The internship led to my continuing seasonal employment as lighting designer for Tacoma Musical Playhouse Kids’ Camp productions. I have been able to give back to my community through the four hundred plus hours I donate each year for the design and operation of school events in the auditorium. I aid in lighting local elementary schools’ dramatic enterprises and participate in the high school Martin Luther King, Jr. assembly, which for the past two years I have directed. This year I wrote the script, blocked the scenes (including a Civil War reenactment complete with fog machines and time-period guns), and choreographed the final musical number. However, the accomplishment of which I am most proud is the lighting and set design for Les Miserables: School Edition.

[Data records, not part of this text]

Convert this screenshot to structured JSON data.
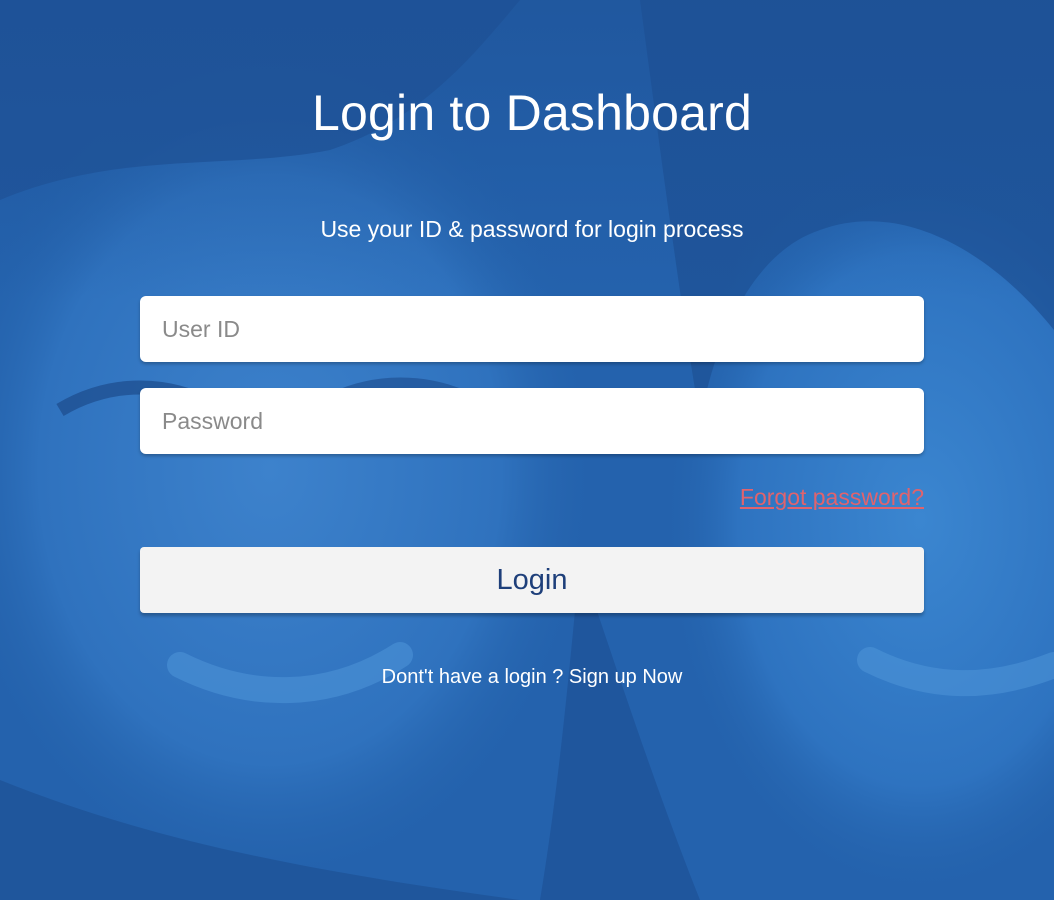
{
  "page": {
    "title": "Login to Dashboard",
    "subtitle": "Use your ID & password for login process"
  },
  "form": {
    "user_id": {
      "value": "",
      "placeholder": "User ID"
    },
    "password": {
      "value": "",
      "placeholder": "Password"
    },
    "forgot_password_label": "Forgot password?",
    "login_label": "Login"
  },
  "footer": {
    "signup_text": "Dont't have a login ? Sign up Now"
  },
  "colors": {
    "background": "#2160ab",
    "forgot_link": "#e0636d",
    "login_text": "#1e3f7a"
  }
}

Painfully aware that the board housed in the Emerald Ridge tech booth could not possibly suffice for perhaps the largest production ever undertaken by the Puyallup School District, I employed the writing experience gained in my other professional endeavors to appeal to local community members for the funding to purchase the necessary equipment. Although unable to purchase a new board, I did procure enough donations to allow its rental.
I launched into my customary eighteen hour days, arriving at school in the dark at six in the morning and often not leaving until the nighttime clock chimed midnight. I focused lights, built a rotating barricade, telescoping lamp posts and a flyable bridge, and painted stones upon the garden wall. Everything had to be perfect.When Les Miserables opened, an elderly man approached me after the first Saturday show to share his opinion that he had ‘seen things on that stage that had never before been conceived,’ and that credit for the astounding look of the show belonged to me. That night I shed my first tears of joy. As a graduating senior, I hope to instill that same joy into the underclassmen I am training to assume lighting duties when I head off to major in lighting design at the Boston University, College of Fine Arts.
I will miss the auditorium which first shrouded me in its comfortable darkness, and then thrust me into full view as last year’s “Techie of the Year,” and earned my school-wide reputation as the “lighting girl who can do anything.” The relationships I have formed through my thespian pursuits will long outlive the transience of their founding productions. Because of theatre, I know, and I am known in, my community. Through the endeavor to procure a better light board I reached outside school boundaries to establish myself in the Puyallup community. In my work on the Martin Luther King, Jr. assembly I developed a relationship with my principal, choir director, office staff, and numerous adults in my high school community. As lighting designer, I earned citizenship in the dramatic world of the acting community.
Life to me is art and the world an empty canvas. I live to create, and create to live. I aspire to reveal the power and beauty of the world to those who view my work, and inspire them to see the artistry in life. In this way, I stand out.